Who are you? Who am I? How are we connected to each other? What are the layers that could define our identity? What is the power hierarchy among those layers? My work represents observations of an identity, shifting between two geographical contexts, while sexuality is the silent power holder. My artwork is a pendulum that oscillates between defining these distinctive areas on one hand and finding
the common ground between them on the other hand. The latter part accentuates blurring borders, for we as human beings are not subject to our ancestors in terms of political and geographical borders.
I grew up in Iran, a cultural plethora of ornaments and patterns. As a child, I had always been engaged with patterns in mostly all places, mosques, historical buildings, in the streets and even in our small house where I saw them on the carpets. I reckon the best way to embrace the sophisticated Persian culture with all its complexities is by looking at the interplay of a set of classic patterns. To me, ceramics, as my dominant material, and textiles are very nostalgic, thus I decided to apply them in my work because they are a physical sensation of my cultural ground. Besides, soil is a boundless natural matter found in everywhere and my forms are raised from the soil to challenge the relationship between identities within a global context.

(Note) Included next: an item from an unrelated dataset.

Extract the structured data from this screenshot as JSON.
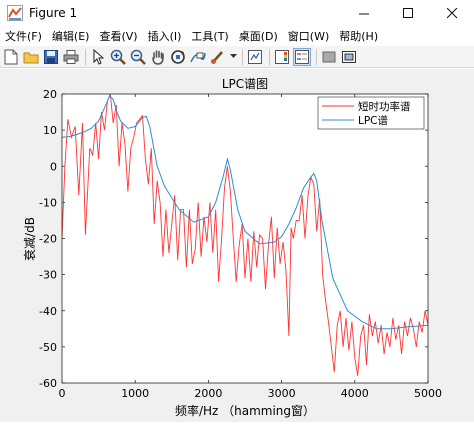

As I entered the transitory space in between Persian and American culture, I found that the formation of my identity perception has become fractured. While my personal identity is strongly tied to my gender identity, other people often illustrate my identity through nationality. I scrutinize this disjuncture and seek answers to questions such as: to what extent is identity voluntary? Or is it obligatory? Do the geographical borders and political boundaries impose power over our identities? Can we alter the power system among the layers? Is it within our access to change this system? If it is, how deep can we delve into those layers?
In some of my work, I’ve added the architectural connotation of my sensation belonging to home. They manifest the places where I used to live, and their traces in my memory. The spaces where are dramatically fading both in my mental map as well in their physical stand as Iran is undergoing vast and rapid developments.
Furthermore, I aim at projecting body anatomy by means of architectural forms and explore the position of the body as an integral part of the building. I attempt to embody the identity issue in my work by using different symbols but my main concentration is on the forms, shapes, and patterns that construct the most significant part of my memory.